Recently, fresh collections from the type host of Melanconium pterocaryae, P. fraxinifolia, were made in Austria, the Czech Republic and Iran. This enabled us to perform detailed morphological investigations as well as pure culture isolation for sequencing and molecular phylogenetic analyses to resolve the taxonomic status of Melanconium pterocaryae and Melanconis pterocaryae, the results of which are reported here.
Materials and methods
Field survey and sample collection
During 2013–2017, natural forests in Guilan province (Northern Iran) were surveyed for endophytic fungal pathogens associated with trunk diseases of Pterocarya fraxinifolia. Symptomatic branches (1–4 samples from each tree) from trees showing canker and dieback were collected randomly from Asalem (Talesh), Chobar (Shaft), Jirdeh (Shaft), Masal, Rezvanshar (Talesh), Rudbar, Shaft and Talesh. Cross sections of symptomatic branches were examined in order to investigate development of wood necrosis in the wood and the type of necrosis was recorded. For fungal isolations, small wood fragments (5–8 mm) were cut from the margin between healthy and affected wood tissues. Wood discs were surface disinfected by immersion in 2% sodium hypochlorite (NaOCl) for 2 min and rinsed twice in sterile distilled water (SDW). Then they were dried under sterile airflow in the laminar hood and were placed on Petri dishes containing malt extract agar (MEA: 2% malt extract, Merck, Darmstadt, Germany) supplemented with 100 mg/l streptomycin sulphate (MEAS). Petri dishes were incubated at 25 °C for 5–15 days. Growth of endophytic fungi from the tissue segments were subcultured onto fresh MEA plates and incubated at 25 °C. In most cases, cankers and twigs with dieback symptoms were covered with black conidiomata (acervuli). Fungal isolations were made also from conidiomata formed on cankers and twigs. During 2017–2018, cankered branches of P. fraxinifolia bearing black conidiomata were also collected in landscape parks in Austria and the Czech Republic and pure cultures isolated from conidia.

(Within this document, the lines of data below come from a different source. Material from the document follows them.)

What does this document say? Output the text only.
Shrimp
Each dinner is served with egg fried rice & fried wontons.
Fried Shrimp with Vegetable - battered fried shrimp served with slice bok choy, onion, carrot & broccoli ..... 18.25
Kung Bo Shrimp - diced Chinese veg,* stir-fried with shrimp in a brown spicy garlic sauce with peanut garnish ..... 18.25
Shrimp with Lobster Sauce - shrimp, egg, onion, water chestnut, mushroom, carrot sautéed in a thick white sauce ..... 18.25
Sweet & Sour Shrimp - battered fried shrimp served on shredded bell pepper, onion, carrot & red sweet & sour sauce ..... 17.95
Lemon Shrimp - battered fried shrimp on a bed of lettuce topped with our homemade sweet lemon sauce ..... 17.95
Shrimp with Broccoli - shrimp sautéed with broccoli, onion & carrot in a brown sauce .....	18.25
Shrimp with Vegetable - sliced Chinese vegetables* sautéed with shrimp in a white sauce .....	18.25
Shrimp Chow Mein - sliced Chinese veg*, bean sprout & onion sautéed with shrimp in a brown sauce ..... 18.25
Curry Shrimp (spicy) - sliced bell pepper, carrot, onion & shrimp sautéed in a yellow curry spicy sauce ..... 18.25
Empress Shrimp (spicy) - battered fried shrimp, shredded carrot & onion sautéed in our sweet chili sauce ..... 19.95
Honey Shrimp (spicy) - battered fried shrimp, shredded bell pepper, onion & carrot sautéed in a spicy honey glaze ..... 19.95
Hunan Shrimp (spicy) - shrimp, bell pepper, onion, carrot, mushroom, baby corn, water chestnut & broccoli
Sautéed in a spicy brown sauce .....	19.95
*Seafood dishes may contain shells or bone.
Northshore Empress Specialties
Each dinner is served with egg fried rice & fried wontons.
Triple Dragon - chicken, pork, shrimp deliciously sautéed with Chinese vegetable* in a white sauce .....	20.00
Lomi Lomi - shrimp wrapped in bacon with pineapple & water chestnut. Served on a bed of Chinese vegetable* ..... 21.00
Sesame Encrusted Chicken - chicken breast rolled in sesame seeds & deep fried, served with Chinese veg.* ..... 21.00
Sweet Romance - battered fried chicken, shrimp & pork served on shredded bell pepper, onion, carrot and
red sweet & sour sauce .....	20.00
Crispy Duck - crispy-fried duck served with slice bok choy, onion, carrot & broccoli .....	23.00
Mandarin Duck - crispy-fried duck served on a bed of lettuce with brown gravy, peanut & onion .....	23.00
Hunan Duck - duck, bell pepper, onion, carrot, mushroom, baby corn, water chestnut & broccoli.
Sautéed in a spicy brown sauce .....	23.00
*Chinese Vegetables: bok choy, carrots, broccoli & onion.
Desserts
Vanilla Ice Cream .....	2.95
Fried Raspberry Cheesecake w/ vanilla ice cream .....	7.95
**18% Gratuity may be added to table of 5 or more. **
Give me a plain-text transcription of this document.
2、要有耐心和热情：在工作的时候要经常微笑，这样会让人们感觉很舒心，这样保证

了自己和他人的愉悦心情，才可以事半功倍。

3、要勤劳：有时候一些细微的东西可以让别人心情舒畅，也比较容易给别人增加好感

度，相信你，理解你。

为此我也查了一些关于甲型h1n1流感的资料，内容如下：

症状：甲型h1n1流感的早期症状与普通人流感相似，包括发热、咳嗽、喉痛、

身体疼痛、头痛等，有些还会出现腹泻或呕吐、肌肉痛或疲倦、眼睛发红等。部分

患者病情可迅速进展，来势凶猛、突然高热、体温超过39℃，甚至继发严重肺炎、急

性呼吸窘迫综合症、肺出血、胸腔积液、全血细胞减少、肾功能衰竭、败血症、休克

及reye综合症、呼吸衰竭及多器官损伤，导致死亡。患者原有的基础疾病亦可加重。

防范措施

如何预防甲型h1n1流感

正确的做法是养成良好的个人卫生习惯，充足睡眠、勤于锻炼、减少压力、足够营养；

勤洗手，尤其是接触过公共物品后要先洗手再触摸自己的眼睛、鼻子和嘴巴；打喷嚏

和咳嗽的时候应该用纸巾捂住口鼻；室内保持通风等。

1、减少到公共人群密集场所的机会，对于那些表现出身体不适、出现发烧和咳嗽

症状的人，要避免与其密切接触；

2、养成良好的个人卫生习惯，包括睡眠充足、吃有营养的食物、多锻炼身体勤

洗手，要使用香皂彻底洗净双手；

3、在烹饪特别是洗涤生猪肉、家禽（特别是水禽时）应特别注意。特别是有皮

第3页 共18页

Of the 12 isolates of Juglanconis pterocaryae from P. fraxinifolia included in the morphological and molecular phylogenetic analyses, 10 originated from conidia of fresh specimens and 2 were isolated from diseased host tissues (IRNHM-K116 = IRNHM-JP116 and IRNHM-K151 = IRNHM-JP151). Details of the strains including NCBI GenBank accession numbers of gene sequences used to compute the phylogenetic trees are listed in Table 1. Strain acronyms other than those of official culture collections are used here primarily as strain identifiers throughout the work. Representative isolates have been deposited at the Westerdijk Fungal Biodiversity Centre, Utrecht, The Netherlands (CBS culture collection). Details of the specimens used for morphological investigations are listed in the Taxonomy section under the respective descriptions. Herbarium acronyms are according to Thiers (2018). Specimens have been deposited in the Fungarium of the Department of Botany and Biodiversity Research, University of Vienna (WU).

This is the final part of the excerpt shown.